The Kettle Creek Bridge, also known as the Michigan Central and Canada Southern Bridge, is located over the Kettle Creek valley. In terms of the railway, it is located at Mi. 116.4 of the CASO Subdivision of the Canadian National Railway at the westerly limits of the City of St. Thomas. In the latter half of the nineteenth century, the railroad building boom was at its peak. The decision was made that the north shore of Lake Erie would be the ideal place for a route to run from the state of Michigan to Buffalo, New York, and then to ports in New York and Boston.
The Canada Southern Railway was chartered in 1869 to build a railway from Fort Erie, Ontario to Amherstburg, Ontario. The first trains operated over the entire length by mid-1873. By the turn of the century, three American railways had competing lines on the north shore, all running through St. Thomas and all requiring substantial trestles over the Kettle Creek valley. The most significant of the trestles was that of the Canada Southern Railway.

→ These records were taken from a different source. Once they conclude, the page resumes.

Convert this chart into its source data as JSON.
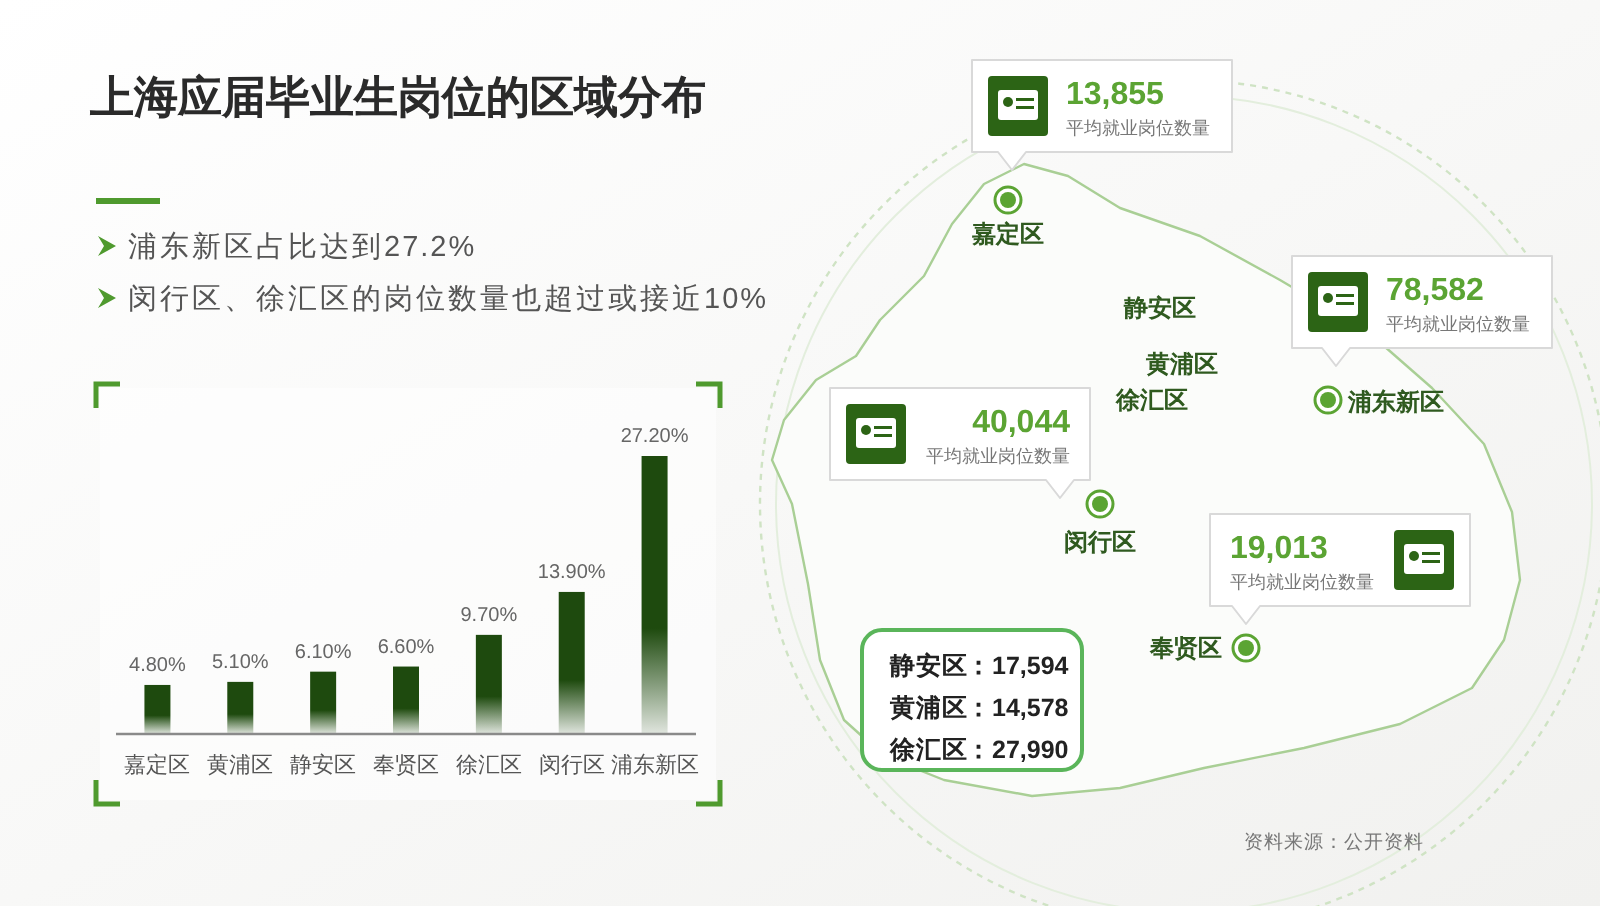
{
  "chart_data": [
    {
      "type": "bar",
      "title": "上海应届毕业生岗位的区域分布",
      "annotations": [
        "浦东新区占比达到27.2%",
        "闵行区、徐汇区的岗位数量也超过或接近10%"
      ],
      "categories": [
        "嘉定区",
        "黄浦区",
        "静安区",
        "奉贤区",
        "徐汇区",
        "闵行区",
        "浦东新区"
      ],
      "values": [
        4.8,
        5.1,
        6.1,
        6.6,
        9.7,
        13.9,
        27.2
      ],
      "value_labels": [
        "4.80%",
        "5.10%",
        "6.10%",
        "6.60%",
        "9.70%",
        "13.90%",
        "27.20%"
      ],
      "color": "#1e4a0e"
    },
    {
      "type": "other",
      "categories": [
        "嘉定区",
        "浦东新区",
        "闵行区",
        "奉贤区",
        "静安区",
        "黄浦区",
        "徐汇区"
      ],
      "values": [
        13855,
        78582,
        40044,
        19013,
        17594,
        14578,
        27990
      ],
      "value_labels": [
        "13,855",
        "78,582",
        "40,044",
        "19,013",
        "：17,594",
        "：14,578",
        "：27,990"
      ],
      "ylabel": "平均就业岗位数量",
      "annotations": [
        "资料来源：公开资料",
        "静安区",
        "黄浦区",
        "徐汇区"
      ]
    }
  ]
}
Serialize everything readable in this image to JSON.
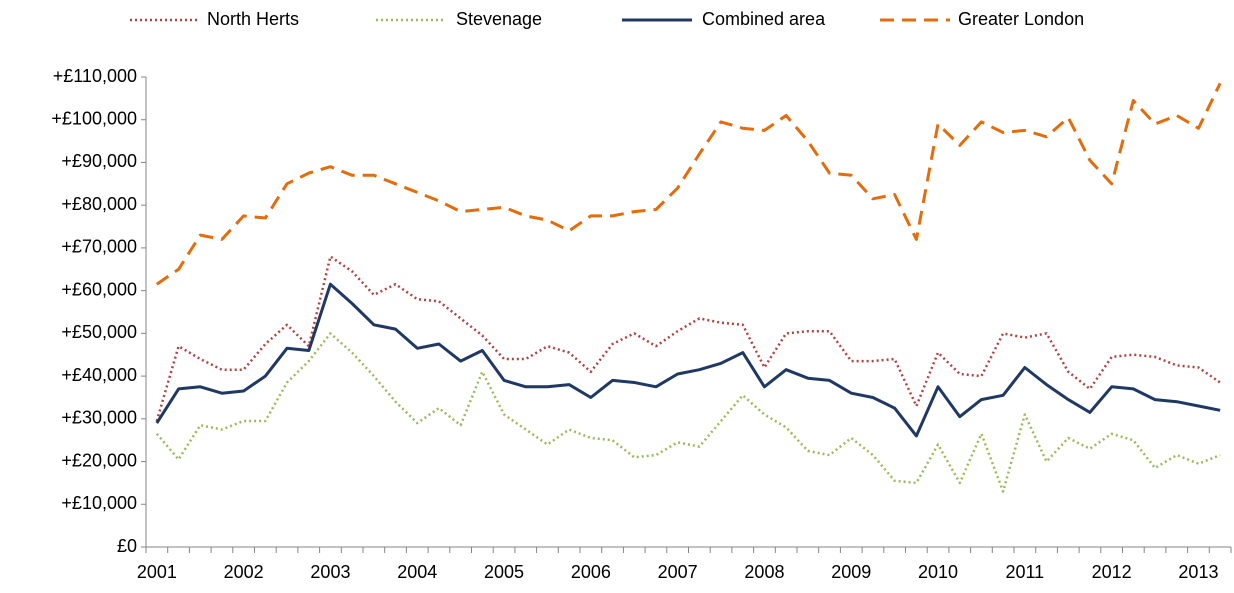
{
  "chart_data": {
    "type": "line",
    "categories": [
      "2001",
      null,
      null,
      null,
      "2002",
      null,
      null,
      null,
      "2003",
      null,
      null,
      null,
      "2004",
      null,
      null,
      null,
      "2005",
      null,
      null,
      null,
      "2006",
      null,
      null,
      null,
      "2007",
      null,
      null,
      null,
      "2008",
      null,
      null,
      null,
      "2009",
      null,
      null,
      null,
      "2010",
      null,
      null,
      null,
      "2011",
      null,
      null,
      null,
      "2012",
      null,
      null,
      null,
      "2013",
      null
    ],
    "series": [
      {
        "name": "North Herts",
        "color": "#b3423f",
        "line_style": "dotted",
        "values": [
          29500,
          47000,
          44000,
          41500,
          41500,
          47500,
          52000,
          47000,
          68000,
          64500,
          59000,
          61500,
          58000,
          57500,
          53500,
          49500,
          44000,
          44000,
          47000,
          45500,
          41000,
          47500,
          50000,
          47000,
          50500,
          53500,
          52500,
          52000,
          42000,
          50000,
          50500,
          50500,
          43500,
          43500,
          44000,
          33000,
          45500,
          40500,
          40000,
          50000,
          49000,
          50000,
          41000,
          37000,
          44500,
          45000,
          44500,
          42500,
          42000,
          38500
        ]
      },
      {
        "name": "Stevenage",
        "color": "#9bbb59",
        "line_style": "dotted",
        "values": [
          26500,
          20500,
          28500,
          27500,
          29500,
          29500,
          38500,
          43500,
          50000,
          45500,
          40000,
          34000,
          29000,
          32500,
          28500,
          41000,
          31000,
          27500,
          24000,
          27500,
          25500,
          25000,
          21000,
          21500,
          24500,
          23500,
          29500,
          35500,
          31000,
          28000,
          22500,
          21500,
          25500,
          21500,
          15500,
          15000,
          24000,
          15000,
          26500,
          13000,
          31000,
          20000,
          25500,
          23000,
          26500,
          25000,
          18500,
          21500,
          19500,
          21500
        ]
      },
      {
        "name": "Combined area",
        "color": "#1f3864",
        "line_style": "solid",
        "values": [
          29000,
          37000,
          37500,
          36000,
          36500,
          40000,
          46500,
          46000,
          61500,
          57000,
          52000,
          51000,
          46500,
          47500,
          43500,
          46000,
          39000,
          37500,
          37500,
          38000,
          35000,
          39000,
          38500,
          37500,
          40500,
          41500,
          43000,
          45500,
          37500,
          41500,
          39500,
          39000,
          36000,
          35000,
          32500,
          26000,
          37500,
          30500,
          34500,
          35500,
          42000,
          38000,
          34500,
          31500,
          37500,
          37000,
          34500,
          34000,
          33000,
          32000
        ]
      },
      {
        "name": "Greater London",
        "color": "#e46c0a",
        "line_style": "dashed",
        "values": [
          61500,
          65000,
          73000,
          72000,
          77500,
          77000,
          85000,
          87500,
          89000,
          87000,
          87000,
          85000,
          83000,
          81000,
          78500,
          79000,
          79500,
          77500,
          76500,
          74000,
          77500,
          77500,
          78500,
          79000,
          84000,
          92000,
          99500,
          98000,
          97500,
          101000,
          95000,
          87500,
          87000,
          81500,
          82500,
          72000,
          99000,
          94000,
          99500,
          97000,
          97500,
          96000,
          100500,
          90500,
          85000,
          104500,
          99000,
          101000,
          98000,
          108500
        ]
      }
    ],
    "ylim": [
      0,
      110000
    ],
    "yticks": [
      {
        "value": 0,
        "label": "£0"
      },
      {
        "value": 10000,
        "label": "+£10,000"
      },
      {
        "value": 20000,
        "label": "+£20,000"
      },
      {
        "value": 30000,
        "label": "+£30,000"
      },
      {
        "value": 40000,
        "label": "+£40,000"
      },
      {
        "value": 50000,
        "label": "+£50,000"
      },
      {
        "value": 60000,
        "label": "+£60,000"
      },
      {
        "value": 70000,
        "label": "+£70,000"
      },
      {
        "value": 80000,
        "label": "+£80,000"
      },
      {
        "value": 90000,
        "label": "+£90,000"
      },
      {
        "value": 100000,
        "label": "+£100,000"
      },
      {
        "value": 110000,
        "label": "+£110,000"
      }
    ],
    "grid": false,
    "legend": "top"
  }
}
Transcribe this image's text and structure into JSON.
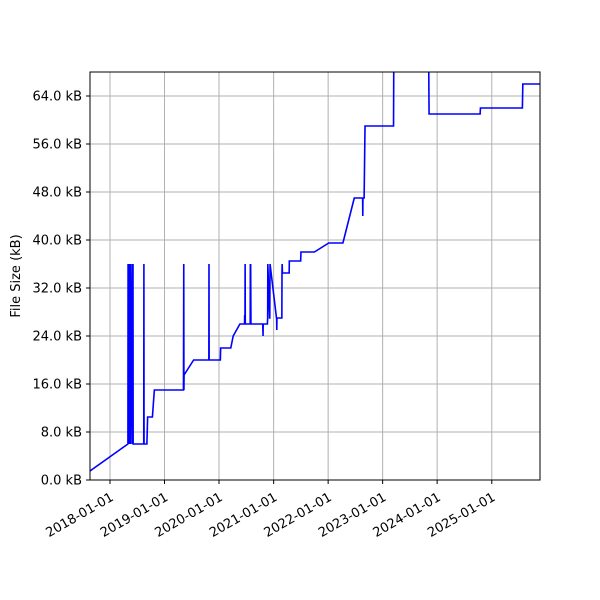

The first trestle was a single track, made of timber with a length of 1,366 feet and a height of 92 feet. Work was started in September 1871 and was completed in less than five months. It consisted of 762ft. of trestle work and fourteen spans of timber trusses totaling 640 ft. The contractor was Dunn, Holmes, and Moore. The bridge was featured in the US publication Scientific American in the February 22, 1873 issue.
By 1883, the Canada Southern was being operated by the Michigan Central, a subsidiary of the New York Central. This shift in control resulted in heavier trains and increased traffic. A new bridge was required to withstand the new demands. The new bridge was a double track steel structure with a rail grad 6ft. higher than the old bridge. The new bridge was erected without disrupting traffic. The bridge was a deck plate girder type with 40 spans, a total of 1,396ft. in length and featured unusual 3 column bents. The bridge was built by the Detroit Bridge and Iron Works.
Still heavier traffic result in a new bridge erected in 1929. This bridge used the same grade and alignment as the second bridge with reinforced concrete piers, deck plate girders and a rock ballast surface. Trains were not disrupted during this reconstruction. A novel feature of the construction was the use of small narrow gauge railway suspended from the existing girders and running between the columns for the entire length of the bridge. The contractor was D.W. Thurston of Detroit.
In 1985, the CASO was sold to the Canadian National and Canadian Pacific Railways jointly. In 2013, the bridge was purchased by the On Track organization for redevelopment as an elevated park.
In June 2000, the bridge was designated a National Historic Civil Engineering Site by the Canadian Society for Civil Engineering.